Any agreement statistic that was created for nominal data has difficulty with missing data; therefore using Fleiss is not really a viable option. Based on an article in 1973 by Fleiss and Cohen (reference below) that demonstrated the equivalence of weighted kappa to ICC, I'd suggest the latter. Your measure(s) suggests that the data are at least ordinal if not interval in nature, and that justifies the use of ICC rather than a weighted kappa. Try that. You'll need to decide which model to use based on the following list.

Model 1: Raters are a random sample from a specified population of raters, and each rater does not rate all subjects/objects. Therefore, each subject/object is rated by a potentially different set of raters.

Model 2: Raters are a random sample from a specified population of raters, and each rater rates each subject/object.

Model 3: Raters constitute the entire population of raters, and each

rates each subject/object.

Fleiss, J.L., & Cohen, J. (1973). The equivalence of weighted kappa and the intraclass correlation coefficient as measures of reliability. Educational and Psychological Measurement, 33, 613-619.

Hello,

I performed a study with 32 raters who rated severity (0-4 normal, mild,

moderate severity) of several visual perceptual parameters for 4 different

videos. All raters rated all parameters for all videos after being given

clinical information about the patient. Raters received incorrect clinical

information for 3 of 4 videos and correct info for 1 video.
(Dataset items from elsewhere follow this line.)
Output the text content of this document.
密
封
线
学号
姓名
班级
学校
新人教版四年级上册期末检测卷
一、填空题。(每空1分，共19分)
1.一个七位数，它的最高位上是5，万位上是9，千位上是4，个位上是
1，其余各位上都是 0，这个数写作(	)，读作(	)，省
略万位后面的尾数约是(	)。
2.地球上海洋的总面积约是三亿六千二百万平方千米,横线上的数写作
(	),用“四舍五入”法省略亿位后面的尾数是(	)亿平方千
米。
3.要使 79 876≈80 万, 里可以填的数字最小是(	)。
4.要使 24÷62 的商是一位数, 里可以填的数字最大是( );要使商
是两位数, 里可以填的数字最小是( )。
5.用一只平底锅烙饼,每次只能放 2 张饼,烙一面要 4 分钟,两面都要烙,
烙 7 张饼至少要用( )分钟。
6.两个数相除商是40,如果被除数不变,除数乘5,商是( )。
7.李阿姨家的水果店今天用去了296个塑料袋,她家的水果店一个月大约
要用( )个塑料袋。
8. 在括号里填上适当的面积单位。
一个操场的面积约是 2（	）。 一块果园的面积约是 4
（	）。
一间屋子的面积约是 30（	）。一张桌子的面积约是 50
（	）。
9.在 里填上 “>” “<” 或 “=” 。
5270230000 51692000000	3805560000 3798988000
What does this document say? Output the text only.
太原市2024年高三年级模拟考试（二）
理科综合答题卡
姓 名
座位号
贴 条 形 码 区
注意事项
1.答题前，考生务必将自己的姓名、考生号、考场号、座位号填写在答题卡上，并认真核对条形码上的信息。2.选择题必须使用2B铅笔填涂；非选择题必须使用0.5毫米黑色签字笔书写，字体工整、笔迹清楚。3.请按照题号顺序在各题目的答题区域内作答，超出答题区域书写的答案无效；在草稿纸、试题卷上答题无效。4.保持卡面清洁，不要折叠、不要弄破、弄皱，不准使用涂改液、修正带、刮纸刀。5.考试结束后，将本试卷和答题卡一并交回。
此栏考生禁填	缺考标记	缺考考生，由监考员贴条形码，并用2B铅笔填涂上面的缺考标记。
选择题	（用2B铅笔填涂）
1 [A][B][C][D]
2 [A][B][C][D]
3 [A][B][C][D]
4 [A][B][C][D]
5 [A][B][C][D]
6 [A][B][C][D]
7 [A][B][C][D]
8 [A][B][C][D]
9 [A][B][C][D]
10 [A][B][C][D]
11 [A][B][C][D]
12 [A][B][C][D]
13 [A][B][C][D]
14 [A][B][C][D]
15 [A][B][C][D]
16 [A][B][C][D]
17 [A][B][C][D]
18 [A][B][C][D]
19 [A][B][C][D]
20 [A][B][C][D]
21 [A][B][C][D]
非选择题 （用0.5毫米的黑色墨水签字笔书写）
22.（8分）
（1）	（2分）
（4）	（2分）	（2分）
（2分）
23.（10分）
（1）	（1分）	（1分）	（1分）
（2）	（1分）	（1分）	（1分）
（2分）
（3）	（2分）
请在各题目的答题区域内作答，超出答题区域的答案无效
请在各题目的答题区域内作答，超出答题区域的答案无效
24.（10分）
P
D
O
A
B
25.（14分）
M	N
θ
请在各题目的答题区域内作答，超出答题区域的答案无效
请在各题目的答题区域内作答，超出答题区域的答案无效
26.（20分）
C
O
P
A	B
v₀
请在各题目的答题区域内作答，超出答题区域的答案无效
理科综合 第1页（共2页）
I am trying to answer the following question, "Is there a statistically

significant difference in rater reliability when video stimuli are paired

with matched versus mismatched clinical vignettes? My plan was to make each

combination of video and clinical vignette a unique variable or a different

“treatment”. A permutation test procedure will be used to assess the

statistical significance of the difference between these two, Km-Kmm. This

analysis proceeds by determining a null hypothesis (agreement is the same

for matched and mismatched scenarios) distribution for this difference by

considering all possible reassignments (permutations) of the labels

“matched” and “mismatched” to the observed data (Mielke, 2007).

I do not know how to test this hypothesis in SPSS (version 24) on my Mac and

am also getting an error message "There are too few complete cases" with the

following syntax when I want to examine inter rater reliability of the

entire group of raters.

STATS FLEISS KAPPA VARIABLES=Rater11 Rater12 Rater13 Rater14 Rater15 Rater16

Rater17 Rater18

Rater21 Rater22 Rater23 Rater24 Rater25 Rater26 Rater27 Rater28 Rater31

Rater32 Rater33 Rater34

Rater35 Rater36 Rater37 Rater38 Rater41 Rater42 Rater43 Rater44 Rater45

Rater46 Rater47 Rater48

/OPTIONS CILEVEL=95.

Any assistance would be greatly appreciated. Thanks again!